Quickly parse websites

Beautiful Soup is a python library dedicated to quickly parse websites. You can navigate, search and modify the tree. The library handles all encodings for you and outputs UTF-8. It’s powerful and easy to use.

In a recent small side-project, I needed to gather a lot of data (about 37.000 products with about 160 attributes each) from a website. The products were listed on the page using a regular HTML list and each entry contained a link to a details site. The detail-site itself delivered additional information inside several different tables.

I first thought about implementing the parser in Excel (because I needed the final data to be there), but because I’m working on a Mac my options were very limited (only a few add-ins are available on OS X).

I then decided to write a python script for data gathering and importing the data as a UTF-8 CSV into Excel. I was certain that I would quickly find an adequate library to parse the HTML-sites when I stumbled about Beautiful Soap:

Valuable data that was once locked up in poorly-designed websites is now within your reach. Projects that would have taken hours take only minutes with Beautiful Soup.

That sounded too good to be true, but - hey - let’s give it a try:

from bs4 import BeautifulSoup
conn = urllib.request.urlopen(url)
html = conn.read()

soup = BeautifulSoup(html,features="html.parser")
products = soup.find_all("a", class_="list-group-item")

We are starting with connecting to the target url getting the HTML-document and finding all a-elements with class list-group-item. After that we can iterate through the list and get the corresponding details page:

for product in products:
    productDetails = product.get('href',None)

    if productDetails is not None:
        conn = urllib.request.urlopen(productDetails)

        innerHtml = conn.read()

        innerSoup = BeautifulSoup(innerHtml,features="html.parser")

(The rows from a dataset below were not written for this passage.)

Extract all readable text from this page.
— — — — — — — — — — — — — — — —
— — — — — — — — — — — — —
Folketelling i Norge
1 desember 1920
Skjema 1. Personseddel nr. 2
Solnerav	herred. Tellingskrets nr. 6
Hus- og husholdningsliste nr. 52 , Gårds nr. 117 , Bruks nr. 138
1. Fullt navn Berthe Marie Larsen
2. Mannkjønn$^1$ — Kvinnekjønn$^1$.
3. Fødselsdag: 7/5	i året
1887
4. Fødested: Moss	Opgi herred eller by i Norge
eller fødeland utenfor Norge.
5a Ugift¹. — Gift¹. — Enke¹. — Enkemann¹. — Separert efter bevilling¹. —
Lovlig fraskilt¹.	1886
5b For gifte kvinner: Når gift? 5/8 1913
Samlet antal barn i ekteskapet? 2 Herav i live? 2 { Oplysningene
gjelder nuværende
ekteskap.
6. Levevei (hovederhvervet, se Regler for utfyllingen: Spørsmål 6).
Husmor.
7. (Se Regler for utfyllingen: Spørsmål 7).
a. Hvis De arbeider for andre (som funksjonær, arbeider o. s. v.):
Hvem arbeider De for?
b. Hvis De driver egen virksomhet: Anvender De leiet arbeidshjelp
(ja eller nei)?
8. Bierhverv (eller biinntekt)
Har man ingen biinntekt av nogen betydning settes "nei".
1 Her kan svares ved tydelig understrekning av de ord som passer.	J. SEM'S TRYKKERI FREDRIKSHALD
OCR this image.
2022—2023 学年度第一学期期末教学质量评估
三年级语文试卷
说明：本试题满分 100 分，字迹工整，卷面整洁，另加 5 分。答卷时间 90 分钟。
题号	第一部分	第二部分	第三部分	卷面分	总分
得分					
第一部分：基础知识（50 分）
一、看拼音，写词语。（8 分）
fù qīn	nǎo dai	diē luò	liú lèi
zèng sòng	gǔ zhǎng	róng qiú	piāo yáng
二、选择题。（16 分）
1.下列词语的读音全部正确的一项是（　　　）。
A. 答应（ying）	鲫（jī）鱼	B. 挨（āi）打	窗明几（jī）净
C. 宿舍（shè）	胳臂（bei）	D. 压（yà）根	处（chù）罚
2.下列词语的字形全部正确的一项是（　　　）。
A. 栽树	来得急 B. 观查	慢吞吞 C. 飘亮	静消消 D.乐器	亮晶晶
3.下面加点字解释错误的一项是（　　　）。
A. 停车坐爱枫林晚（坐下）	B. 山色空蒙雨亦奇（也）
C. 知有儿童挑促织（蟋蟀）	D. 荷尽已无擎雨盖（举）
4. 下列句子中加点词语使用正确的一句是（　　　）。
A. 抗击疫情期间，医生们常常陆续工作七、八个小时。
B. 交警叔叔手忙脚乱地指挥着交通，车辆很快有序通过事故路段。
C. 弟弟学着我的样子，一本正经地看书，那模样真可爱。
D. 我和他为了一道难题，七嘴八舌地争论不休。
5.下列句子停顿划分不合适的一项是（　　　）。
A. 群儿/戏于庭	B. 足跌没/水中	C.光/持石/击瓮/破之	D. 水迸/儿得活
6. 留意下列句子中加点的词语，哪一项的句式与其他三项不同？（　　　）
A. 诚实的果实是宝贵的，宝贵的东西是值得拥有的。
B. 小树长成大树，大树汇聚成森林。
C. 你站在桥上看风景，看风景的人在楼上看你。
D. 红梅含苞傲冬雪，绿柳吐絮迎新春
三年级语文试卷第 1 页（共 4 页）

While working on the details page, we first create a list of all tables and iterate through all the rows:

        tbodys = innerSoup.find_all("table")

        for tbody in tbodys:
            tds = tbody.find_all("td")

I never used Beautiful Soap before and needed just an hour to implement the final solution. While this scenario isn’t too complicated, I loved how fast and straightforward the solution turned out.